Markey introduced his amendment to the defense policy bill on the Senate floor Tuesday. The upper chamber has started debate on the NDAA but took no votes Tuesday — coincidentally, the day President Donald Trump met with North Korean dictator Kim Jong Un in a diplomatic overture aimed at convincing the isolated nation to give up its nuclear weapons.
The Senate Armed Services Committee’s NDAA would authorize $65 million in fiscal 2019 funding for the National Nuclear Security Administration (NNSA) to build a low-yield version of the W76 warhead used on Trident II D5 missiles carried by Ohio-class nuclear submarines. The Trump administration wants the NNSA to build the weapon to counter similarly powerful Russian threats.
Markey’s amendment would steer the money into the NNSA’s defense nuclear nonproliferation account “to develop and prepare to implement a comprehensive, long-term monitoring and verification program for activities related to the phased denuclearization of the Democratic People’s Republic of North Korea, in coordination with relevant international partners and organizations,” according to the text of the amendment.
Markey has 10 co-sponsors for his amendment: Sens.
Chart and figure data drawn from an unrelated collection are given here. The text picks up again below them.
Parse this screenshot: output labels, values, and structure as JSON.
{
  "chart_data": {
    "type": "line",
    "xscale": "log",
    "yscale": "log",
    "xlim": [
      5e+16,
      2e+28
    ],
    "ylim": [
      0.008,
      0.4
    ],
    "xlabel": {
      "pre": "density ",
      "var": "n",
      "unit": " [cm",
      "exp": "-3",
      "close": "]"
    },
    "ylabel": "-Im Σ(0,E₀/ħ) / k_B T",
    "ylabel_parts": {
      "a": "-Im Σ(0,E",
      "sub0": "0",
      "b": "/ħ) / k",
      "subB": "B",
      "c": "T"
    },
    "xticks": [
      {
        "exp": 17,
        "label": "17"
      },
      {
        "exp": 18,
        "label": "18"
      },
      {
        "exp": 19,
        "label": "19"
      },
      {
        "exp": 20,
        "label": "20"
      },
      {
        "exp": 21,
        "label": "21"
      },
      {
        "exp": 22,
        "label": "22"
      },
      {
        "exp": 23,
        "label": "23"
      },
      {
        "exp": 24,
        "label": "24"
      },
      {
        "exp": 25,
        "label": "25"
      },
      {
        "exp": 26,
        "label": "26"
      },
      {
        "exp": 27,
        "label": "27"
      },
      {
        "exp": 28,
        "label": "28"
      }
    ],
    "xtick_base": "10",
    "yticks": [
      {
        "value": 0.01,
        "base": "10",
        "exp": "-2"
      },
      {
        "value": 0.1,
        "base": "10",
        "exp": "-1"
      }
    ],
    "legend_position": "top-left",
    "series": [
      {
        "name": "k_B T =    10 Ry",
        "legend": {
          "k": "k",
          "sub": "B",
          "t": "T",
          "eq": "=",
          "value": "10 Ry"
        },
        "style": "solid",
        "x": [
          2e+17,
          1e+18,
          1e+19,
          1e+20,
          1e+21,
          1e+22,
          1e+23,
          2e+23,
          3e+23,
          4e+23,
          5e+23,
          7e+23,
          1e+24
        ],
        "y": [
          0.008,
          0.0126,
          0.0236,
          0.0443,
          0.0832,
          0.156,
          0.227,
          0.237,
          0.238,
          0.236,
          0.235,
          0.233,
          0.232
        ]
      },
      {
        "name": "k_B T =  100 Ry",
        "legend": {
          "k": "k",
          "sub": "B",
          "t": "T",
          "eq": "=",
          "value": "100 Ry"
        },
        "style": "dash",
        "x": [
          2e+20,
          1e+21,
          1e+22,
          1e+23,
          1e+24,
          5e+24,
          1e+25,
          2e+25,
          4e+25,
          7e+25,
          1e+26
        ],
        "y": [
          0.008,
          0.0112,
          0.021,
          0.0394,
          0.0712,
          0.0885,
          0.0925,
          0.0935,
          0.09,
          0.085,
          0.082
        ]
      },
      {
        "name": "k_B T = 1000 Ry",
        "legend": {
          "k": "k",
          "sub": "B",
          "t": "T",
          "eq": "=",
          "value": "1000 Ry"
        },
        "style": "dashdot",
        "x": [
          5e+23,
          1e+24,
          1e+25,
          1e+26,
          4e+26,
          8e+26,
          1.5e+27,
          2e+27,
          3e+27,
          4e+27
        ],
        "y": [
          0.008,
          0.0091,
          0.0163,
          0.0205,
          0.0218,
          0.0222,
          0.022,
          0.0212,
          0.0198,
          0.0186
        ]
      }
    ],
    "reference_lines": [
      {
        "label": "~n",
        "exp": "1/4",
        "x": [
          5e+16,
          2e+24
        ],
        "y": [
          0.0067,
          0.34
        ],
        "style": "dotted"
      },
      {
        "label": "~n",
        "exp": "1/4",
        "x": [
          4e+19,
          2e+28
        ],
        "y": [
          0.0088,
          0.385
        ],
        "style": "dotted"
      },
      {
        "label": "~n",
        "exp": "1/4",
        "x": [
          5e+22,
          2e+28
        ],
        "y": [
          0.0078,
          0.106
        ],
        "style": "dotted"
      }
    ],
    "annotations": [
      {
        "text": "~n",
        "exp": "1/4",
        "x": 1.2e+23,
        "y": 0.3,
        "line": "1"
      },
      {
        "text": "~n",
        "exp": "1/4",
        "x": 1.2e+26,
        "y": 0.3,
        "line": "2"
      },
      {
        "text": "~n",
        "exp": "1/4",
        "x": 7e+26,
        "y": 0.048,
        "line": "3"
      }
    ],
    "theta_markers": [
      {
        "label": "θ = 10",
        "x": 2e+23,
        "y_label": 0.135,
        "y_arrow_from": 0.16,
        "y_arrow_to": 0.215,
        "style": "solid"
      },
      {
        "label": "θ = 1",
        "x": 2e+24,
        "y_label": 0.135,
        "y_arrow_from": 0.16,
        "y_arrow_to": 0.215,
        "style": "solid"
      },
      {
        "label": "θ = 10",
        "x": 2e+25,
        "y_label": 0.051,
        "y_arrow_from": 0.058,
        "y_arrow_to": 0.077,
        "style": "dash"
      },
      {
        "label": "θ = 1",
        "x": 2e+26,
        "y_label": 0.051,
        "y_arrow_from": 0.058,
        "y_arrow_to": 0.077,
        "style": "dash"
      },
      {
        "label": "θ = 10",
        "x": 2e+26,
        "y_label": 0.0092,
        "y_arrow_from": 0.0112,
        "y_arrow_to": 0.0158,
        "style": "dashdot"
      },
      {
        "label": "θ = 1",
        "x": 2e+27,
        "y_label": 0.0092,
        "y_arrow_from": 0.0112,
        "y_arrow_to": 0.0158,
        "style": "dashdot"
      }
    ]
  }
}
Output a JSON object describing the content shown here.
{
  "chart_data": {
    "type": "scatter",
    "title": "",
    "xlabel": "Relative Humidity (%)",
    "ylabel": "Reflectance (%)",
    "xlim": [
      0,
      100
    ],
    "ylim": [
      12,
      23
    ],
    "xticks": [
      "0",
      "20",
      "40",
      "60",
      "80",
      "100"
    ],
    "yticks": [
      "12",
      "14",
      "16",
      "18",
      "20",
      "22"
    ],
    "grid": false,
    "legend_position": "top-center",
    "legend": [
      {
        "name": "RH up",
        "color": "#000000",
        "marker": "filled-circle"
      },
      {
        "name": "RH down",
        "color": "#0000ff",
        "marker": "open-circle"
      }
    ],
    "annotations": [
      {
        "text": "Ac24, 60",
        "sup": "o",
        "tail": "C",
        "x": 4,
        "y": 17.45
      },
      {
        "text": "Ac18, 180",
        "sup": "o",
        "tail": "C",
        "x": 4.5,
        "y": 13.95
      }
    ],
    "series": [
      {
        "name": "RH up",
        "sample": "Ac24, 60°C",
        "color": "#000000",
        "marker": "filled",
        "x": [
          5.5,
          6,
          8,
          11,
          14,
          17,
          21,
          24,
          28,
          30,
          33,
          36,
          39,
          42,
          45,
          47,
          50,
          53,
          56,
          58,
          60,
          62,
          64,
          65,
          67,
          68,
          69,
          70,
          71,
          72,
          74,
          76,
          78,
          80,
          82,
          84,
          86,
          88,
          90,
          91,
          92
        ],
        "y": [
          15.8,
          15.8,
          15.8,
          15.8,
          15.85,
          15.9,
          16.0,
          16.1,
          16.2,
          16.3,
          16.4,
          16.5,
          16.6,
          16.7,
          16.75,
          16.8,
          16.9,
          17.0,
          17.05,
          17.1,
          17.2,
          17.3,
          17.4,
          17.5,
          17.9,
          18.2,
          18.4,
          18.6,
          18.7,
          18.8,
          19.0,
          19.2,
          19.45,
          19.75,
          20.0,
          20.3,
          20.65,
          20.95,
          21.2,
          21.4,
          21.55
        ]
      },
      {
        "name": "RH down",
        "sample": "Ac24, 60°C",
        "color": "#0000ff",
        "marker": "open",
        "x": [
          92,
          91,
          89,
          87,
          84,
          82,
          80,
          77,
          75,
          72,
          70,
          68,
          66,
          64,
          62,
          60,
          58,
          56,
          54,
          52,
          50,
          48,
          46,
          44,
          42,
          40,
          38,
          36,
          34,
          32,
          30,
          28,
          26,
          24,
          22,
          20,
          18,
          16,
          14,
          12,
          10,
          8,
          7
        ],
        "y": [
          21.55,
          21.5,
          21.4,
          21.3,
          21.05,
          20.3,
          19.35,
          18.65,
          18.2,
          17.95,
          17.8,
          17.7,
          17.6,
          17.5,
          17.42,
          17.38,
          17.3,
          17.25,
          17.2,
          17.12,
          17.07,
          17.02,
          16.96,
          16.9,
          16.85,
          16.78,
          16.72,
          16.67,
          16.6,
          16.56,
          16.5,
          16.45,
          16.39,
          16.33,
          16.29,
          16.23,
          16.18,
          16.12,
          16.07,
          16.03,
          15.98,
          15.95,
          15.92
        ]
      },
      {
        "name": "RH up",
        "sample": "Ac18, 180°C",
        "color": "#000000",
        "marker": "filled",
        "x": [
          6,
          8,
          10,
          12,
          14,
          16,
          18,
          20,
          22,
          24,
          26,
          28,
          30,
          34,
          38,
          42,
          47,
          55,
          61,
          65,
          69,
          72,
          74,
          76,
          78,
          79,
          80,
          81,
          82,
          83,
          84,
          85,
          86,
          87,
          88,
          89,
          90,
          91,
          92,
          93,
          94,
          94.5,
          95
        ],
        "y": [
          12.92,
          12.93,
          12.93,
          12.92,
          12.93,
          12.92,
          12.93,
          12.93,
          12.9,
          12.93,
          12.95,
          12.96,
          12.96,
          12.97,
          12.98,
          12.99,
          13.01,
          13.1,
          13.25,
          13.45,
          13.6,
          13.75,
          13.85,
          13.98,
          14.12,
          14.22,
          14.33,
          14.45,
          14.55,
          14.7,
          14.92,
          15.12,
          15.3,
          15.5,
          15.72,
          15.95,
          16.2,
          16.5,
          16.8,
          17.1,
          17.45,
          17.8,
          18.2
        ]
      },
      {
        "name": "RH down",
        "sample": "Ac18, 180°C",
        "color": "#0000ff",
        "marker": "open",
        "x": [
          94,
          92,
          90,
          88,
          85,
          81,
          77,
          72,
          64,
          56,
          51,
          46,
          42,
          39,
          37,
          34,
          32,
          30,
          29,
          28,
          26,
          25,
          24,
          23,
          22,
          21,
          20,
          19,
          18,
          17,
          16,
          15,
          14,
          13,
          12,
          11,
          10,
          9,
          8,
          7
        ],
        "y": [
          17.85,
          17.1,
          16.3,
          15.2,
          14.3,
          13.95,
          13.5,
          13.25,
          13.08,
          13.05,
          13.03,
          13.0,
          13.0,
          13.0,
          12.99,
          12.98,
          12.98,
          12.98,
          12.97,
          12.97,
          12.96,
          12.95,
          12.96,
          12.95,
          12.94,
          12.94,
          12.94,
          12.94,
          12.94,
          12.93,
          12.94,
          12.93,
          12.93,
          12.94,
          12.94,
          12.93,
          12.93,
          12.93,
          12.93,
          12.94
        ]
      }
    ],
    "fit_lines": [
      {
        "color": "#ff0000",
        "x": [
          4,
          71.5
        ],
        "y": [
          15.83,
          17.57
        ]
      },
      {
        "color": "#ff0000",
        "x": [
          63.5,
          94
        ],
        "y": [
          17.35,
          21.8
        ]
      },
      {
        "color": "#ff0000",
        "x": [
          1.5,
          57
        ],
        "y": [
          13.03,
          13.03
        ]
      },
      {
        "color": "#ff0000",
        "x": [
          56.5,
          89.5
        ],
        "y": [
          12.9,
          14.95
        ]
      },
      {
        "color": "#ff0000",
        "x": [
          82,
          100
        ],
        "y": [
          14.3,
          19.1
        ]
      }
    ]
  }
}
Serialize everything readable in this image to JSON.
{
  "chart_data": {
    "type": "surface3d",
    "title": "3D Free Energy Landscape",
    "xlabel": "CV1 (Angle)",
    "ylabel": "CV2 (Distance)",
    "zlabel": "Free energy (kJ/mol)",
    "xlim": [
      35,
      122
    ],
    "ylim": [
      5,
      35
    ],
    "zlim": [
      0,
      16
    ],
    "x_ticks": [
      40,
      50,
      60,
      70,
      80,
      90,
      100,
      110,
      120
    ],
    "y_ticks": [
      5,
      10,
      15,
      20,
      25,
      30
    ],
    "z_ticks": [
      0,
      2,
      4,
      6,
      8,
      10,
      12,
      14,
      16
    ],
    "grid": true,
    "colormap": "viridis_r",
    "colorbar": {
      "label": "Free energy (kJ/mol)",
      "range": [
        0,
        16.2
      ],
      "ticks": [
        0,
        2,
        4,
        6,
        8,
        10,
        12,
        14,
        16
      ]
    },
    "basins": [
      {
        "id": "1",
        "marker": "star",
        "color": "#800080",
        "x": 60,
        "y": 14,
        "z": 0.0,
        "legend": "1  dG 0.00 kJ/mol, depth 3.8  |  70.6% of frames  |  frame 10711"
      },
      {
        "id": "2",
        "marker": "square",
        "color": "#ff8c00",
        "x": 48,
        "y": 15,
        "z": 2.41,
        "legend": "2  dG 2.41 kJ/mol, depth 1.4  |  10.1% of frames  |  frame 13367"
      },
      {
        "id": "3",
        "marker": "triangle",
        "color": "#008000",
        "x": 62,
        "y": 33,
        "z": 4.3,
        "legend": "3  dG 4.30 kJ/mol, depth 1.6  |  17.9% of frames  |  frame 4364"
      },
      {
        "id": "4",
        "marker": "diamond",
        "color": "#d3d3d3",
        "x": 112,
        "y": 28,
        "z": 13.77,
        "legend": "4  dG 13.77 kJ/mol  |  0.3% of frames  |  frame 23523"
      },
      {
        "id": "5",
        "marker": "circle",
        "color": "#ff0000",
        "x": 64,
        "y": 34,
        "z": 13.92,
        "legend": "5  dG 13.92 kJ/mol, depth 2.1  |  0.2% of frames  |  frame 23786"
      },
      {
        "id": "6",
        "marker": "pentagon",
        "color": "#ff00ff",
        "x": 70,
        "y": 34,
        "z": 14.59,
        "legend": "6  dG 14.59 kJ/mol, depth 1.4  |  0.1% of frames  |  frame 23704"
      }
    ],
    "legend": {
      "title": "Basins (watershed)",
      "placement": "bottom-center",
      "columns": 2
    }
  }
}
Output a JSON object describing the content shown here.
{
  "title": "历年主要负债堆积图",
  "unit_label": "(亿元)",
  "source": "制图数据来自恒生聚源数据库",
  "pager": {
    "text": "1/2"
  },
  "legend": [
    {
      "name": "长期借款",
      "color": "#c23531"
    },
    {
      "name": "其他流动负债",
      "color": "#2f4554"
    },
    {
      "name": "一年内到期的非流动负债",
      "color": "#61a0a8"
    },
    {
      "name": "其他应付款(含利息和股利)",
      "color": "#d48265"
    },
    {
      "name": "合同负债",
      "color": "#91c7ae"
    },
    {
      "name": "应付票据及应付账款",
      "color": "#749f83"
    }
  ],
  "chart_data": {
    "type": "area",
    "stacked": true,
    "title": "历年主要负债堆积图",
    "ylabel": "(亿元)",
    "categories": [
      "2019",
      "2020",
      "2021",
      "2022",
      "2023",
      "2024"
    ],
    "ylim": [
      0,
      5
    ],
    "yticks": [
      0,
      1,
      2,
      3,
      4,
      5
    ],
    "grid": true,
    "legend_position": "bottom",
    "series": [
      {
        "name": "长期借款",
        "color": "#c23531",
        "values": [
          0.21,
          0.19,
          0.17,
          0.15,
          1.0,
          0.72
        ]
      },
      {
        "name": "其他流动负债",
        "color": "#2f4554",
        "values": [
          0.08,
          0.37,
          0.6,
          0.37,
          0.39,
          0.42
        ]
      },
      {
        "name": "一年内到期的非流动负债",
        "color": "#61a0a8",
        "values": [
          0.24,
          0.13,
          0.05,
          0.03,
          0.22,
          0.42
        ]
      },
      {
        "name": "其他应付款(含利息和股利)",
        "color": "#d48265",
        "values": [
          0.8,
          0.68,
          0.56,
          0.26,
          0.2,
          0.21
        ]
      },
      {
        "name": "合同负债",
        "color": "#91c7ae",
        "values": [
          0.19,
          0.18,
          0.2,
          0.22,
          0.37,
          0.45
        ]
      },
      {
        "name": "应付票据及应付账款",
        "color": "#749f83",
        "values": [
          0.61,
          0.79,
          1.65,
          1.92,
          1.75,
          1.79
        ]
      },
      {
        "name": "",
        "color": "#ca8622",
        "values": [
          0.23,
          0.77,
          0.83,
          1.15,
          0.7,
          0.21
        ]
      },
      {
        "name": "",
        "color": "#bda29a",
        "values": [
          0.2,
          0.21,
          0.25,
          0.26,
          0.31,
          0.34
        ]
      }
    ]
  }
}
Tammy Baldwin (D-Wis.), Maria Cantwell (D-Wash.), Dianne Feinstein (D-Calif.), Kirsten Gillibrand (D-N.Y.), Patrick Leahy (D-Vt.), Jeff Merkley (D-Ore.), Patty Murray (D-Wash.), Bernie Sanders (I-Vt.), Elizabeth Warren (D-Mass.), and Ron Wyden (D-Ore.).
As for when the NDAA will pass, “it’s gonna be this week or next week,” Sen. James Inhofe (R-Okla.), acting chairman of the Senate Armed Services Committee, told reporters Tuesday during the weekly party stakeout on the Senate side of Capitol Hill.
“We want more amendments, we want an open amendment process. We’re hoping to get to open amendments,” Inhofe said.
Already in the works is a manager’s package with 45 bipartisan, noncontroversial amendments, Inhofe said. The text of those amendments was not public at deadline Tuesday for Weapons Complex Morning Briefing.
Meanwhile, the White House on Monday issued a wait-and-see statement of administration policy about the Senate’s National Defense Authorization Act, in which it did not stake out a position on the bill’s proposed policies and spending limits.
The administration issued a more detailed statement about the NDAA passed by the House in May, which did not include specific objections to the lower chamber’s 2019 plans for the Department of Energy’s nuclear weapon programs.